I came up with a much simpler implementation:
def iterUnzip[A1, B1, A2, B2](it: Iterator[(A1, B1)], fA: (Iterator[A1]) => Iterator[A2], fB: (Iterator[B1]) => Iterator[B2]) = it.toStream match { case s => fA(s.map(_._1).toIterator).zip(fB(s.map(_._2).toIterator)) }
The idea is to convert an iterator to a stream. Stream in Scala is lazy, but also provides memoization . This effectively provides the same buffering mechanism as @AlexeyRomanovโs solution, but more compressed. The only drawback is that Stream stores memoized elements on the stack as opposed to an explicit queue, so if fA and fB create elements at an uneven speed, you can get a StackOverflow exception.

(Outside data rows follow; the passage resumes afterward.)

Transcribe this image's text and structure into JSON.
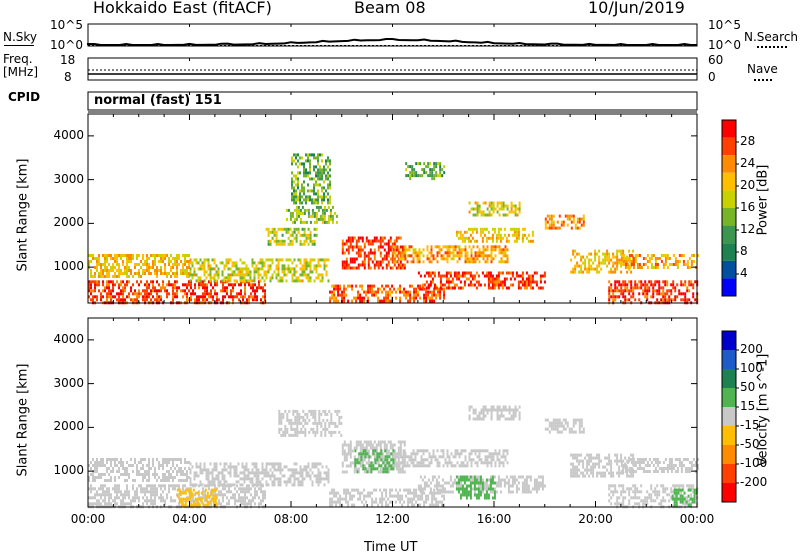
{
  "header": {
    "title": "Hokkaido East (fitACF)",
    "beam": "Beam 08",
    "date": "10/Jun/2019"
  },
  "sky_panel": {
    "left_label": "N.Sky",
    "left_ticks": [
      "10^5",
      "10^0"
    ],
    "right_ticks": [
      "10^5",
      "10^0"
    ],
    "right_label": "N.Search"
  },
  "freq_panel": {
    "left_label_1": "Freq.",
    "left_label_2": "[MHz]",
    "left_ticks": [
      "18",
      "8"
    ],
    "right_ticks": [
      "60",
      "0"
    ],
    "right_label": "Nave"
  },
  "cpid": {
    "label": "CPID",
    "mode": "normal (fast) 151"
  },
  "chart_data": [
    {
      "type": "heatmap",
      "name": "power",
      "ylabel": "Slant Range [km]",
      "xlabel": "",
      "ylim": [
        180,
        4500
      ],
      "xlim_hours": [
        0,
        24
      ],
      "yticks": [
        "1000",
        "2000",
        "3000",
        "4000"
      ],
      "colorbar": {
        "label": "Power [dB]",
        "ticks": [
          "28",
          "24",
          "20",
          "16",
          "12",
          "8",
          "4"
        ],
        "colors": [
          "#ff0000",
          "#ff4000",
          "#ff8c00",
          "#ffbf00",
          "#c8d200",
          "#78b428",
          "#3c9650",
          "#1e8250",
          "#0050a0",
          "#0000ff"
        ]
      },
      "echo_regions": [
        {
          "t0": 0.0,
          "t1": 7.0,
          "r0": 200,
          "r1": 700,
          "v": 28
        },
        {
          "t0": 0.0,
          "t1": 4.0,
          "r0": 800,
          "r1": 1300,
          "v": 20
        },
        {
          "t0": 4.0,
          "t1": 9.5,
          "r0": 700,
          "r1": 1200,
          "v": 17
        },
        {
          "t0": 7.0,
          "t1": 9.0,
          "r0": 1500,
          "r1": 1900,
          "v": 16
        },
        {
          "t0": 7.8,
          "t1": 9.8,
          "r0": 2000,
          "r1": 2400,
          "v": 14
        },
        {
          "t0": 8.0,
          "t1": 9.5,
          "r0": 2500,
          "r1": 3600,
          "v": 12
        },
        {
          "t0": 9.5,
          "t1": 14.0,
          "r0": 200,
          "r1": 600,
          "v": 26
        },
        {
          "t0": 10.0,
          "t1": 12.5,
          "r0": 1000,
          "r1": 1700,
          "v": 28
        },
        {
          "t0": 12.0,
          "t1": 16.5,
          "r0": 1100,
          "r1": 1500,
          "v": 22
        },
        {
          "t0": 13.0,
          "t1": 18.0,
          "r0": 500,
          "r1": 900,
          "v": 28
        },
        {
          "t0": 14.5,
          "t1": 17.5,
          "r0": 1600,
          "r1": 1900,
          "v": 20
        },
        {
          "t0": 15.0,
          "t1": 17.0,
          "r0": 2200,
          "r1": 2500,
          "v": 18
        },
        {
          "t0": 18.0,
          "t1": 19.5,
          "r0": 1900,
          "r1": 2200,
          "v": 22
        },
        {
          "t0": 19.0,
          "t1": 21.5,
          "r0": 900,
          "r1": 1400,
          "v": 20
        },
        {
          "t0": 21.0,
          "t1": 24.0,
          "r0": 1000,
          "r1": 1300,
          "v": 22
        },
        {
          "t0": 20.5,
          "t1": 24.0,
          "r0": 200,
          "r1": 700,
          "v": 28
        },
        {
          "t0": 12.5,
          "t1": 14.0,
          "r0": 3000,
          "r1": 3400,
          "v": 12
        }
      ]
    },
    {
      "type": "heatmap",
      "name": "velocity",
      "ylabel": "Slant Range [km]",
      "xlabel": "Time UT",
      "ylim": [
        180,
        4500
      ],
      "xlim_hours": [
        0,
        24
      ],
      "yticks": [
        "1000",
        "2000",
        "3000",
        "4000"
      ],
      "xticks": [
        "00:00",
        "04:00",
        "08:00",
        "12:00",
        "16:00",
        "20:00",
        "00:00"
      ],
      "colorbar": {
        "label": "Velocity [m s^-1]",
        "ticks": [
          "200",
          "100",
          "50",
          "15",
          "-15",
          "-50",
          "-100",
          "-200"
        ],
        "colors": [
          "#0000c8",
          "#1e5ac8",
          "#1e8250",
          "#50b450",
          "#c8c8c8",
          "#ffbf00",
          "#ff8c00",
          "#ff4000",
          "#ff0000"
        ]
      },
      "echo_regions": [
        {
          "t0": 0.0,
          "t1": 7.0,
          "r0": 200,
          "r1": 700,
          "v": 0
        },
        {
          "t0": 0.0,
          "t1": 4.0,
          "r0": 800,
          "r1": 1300,
          "v": 0
        },
        {
          "t0": 3.5,
          "t1": 5.0,
          "r0": 200,
          "r1": 600,
          "v": -40
        },
        {
          "t0": 4.0,
          "t1": 9.5,
          "r0": 700,
          "r1": 1200,
          "v": 0
        },
        {
          "t0": 7.5,
          "t1": 10.0,
          "r0": 1800,
          "r1": 2400,
          "v": 0
        },
        {
          "t0": 9.5,
          "t1": 14.0,
          "r0": 200,
          "r1": 600,
          "v": 0
        },
        {
          "t0": 10.0,
          "t1": 12.5,
          "r0": 1000,
          "r1": 1700,
          "v": 0
        },
        {
          "t0": 10.5,
          "t1": 12.0,
          "r0": 1000,
          "r1": 1500,
          "v": 40
        },
        {
          "t0": 12.0,
          "t1": 16.5,
          "r0": 1100,
          "r1": 1500,
          "v": 0
        },
        {
          "t0": 13.0,
          "t1": 18.0,
          "r0": 500,
          "r1": 900,
          "v": 0
        },
        {
          "t0": 14.5,
          "t1": 16.0,
          "r0": 400,
          "r1": 900,
          "v": 30
        },
        {
          "t0": 15.0,
          "t1": 17.0,
          "r0": 2200,
          "r1": 2500,
          "v": 0
        },
        {
          "t0": 18.0,
          "t1": 19.5,
          "r0": 1900,
          "r1": 2200,
          "v": 0
        },
        {
          "t0": 19.0,
          "t1": 21.5,
          "r0": 900,
          "r1": 1400,
          "v": 0
        },
        {
          "t0": 21.0,
          "t1": 24.0,
          "r0": 1000,
          "r1": 1300,
          "v": 0
        },
        {
          "t0": 20.5,
          "t1": 24.0,
          "r0": 200,
          "r1": 700,
          "v": 0
        },
        {
          "t0": 23.0,
          "t1": 24.0,
          "r0": 200,
          "r1": 600,
          "v": 40
        }
      ]
    }
  ]
}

Test that the score is lazy:
val iter = Stream.from(0).map(x => (x, x + 1)) .map(x => {println("fetched: " + x); x}).take(5).toIterator iterUnzip( iter, (_:Iterator[Int]).flatMap(x => List(x, x)), (_:Iterator[Int]).map(_ + 1) ).toList
Result:
fetched: (0,1) iter: Iterator[(Int, Int)] = non-empty iterator fetched: (1,2) fetched: (2,3) fetched: (3,4) fetched: (4,5) res0: List[(Int, Int)] = List((0,2), (0,3), (1,4), (1,5), (2,6))
I also tried hard enough to get a StackOverflow exception by creating uneven iterators, but couldn't.
val iter = Stream.from(0).map(x => (x, x + 1)).take(10000000).toIterator iterUnzip( iter, (_:Iterator[Int]).flatMap(x => List.fill(1000000)(x)), (_:Iterator[Int]).map(_ + 1) ).size
Works great on -Xss5m and produces:
res10: Int = 10000000
Thus, in general, this is a reasonably good and concise solution if you do not have any extreme cases.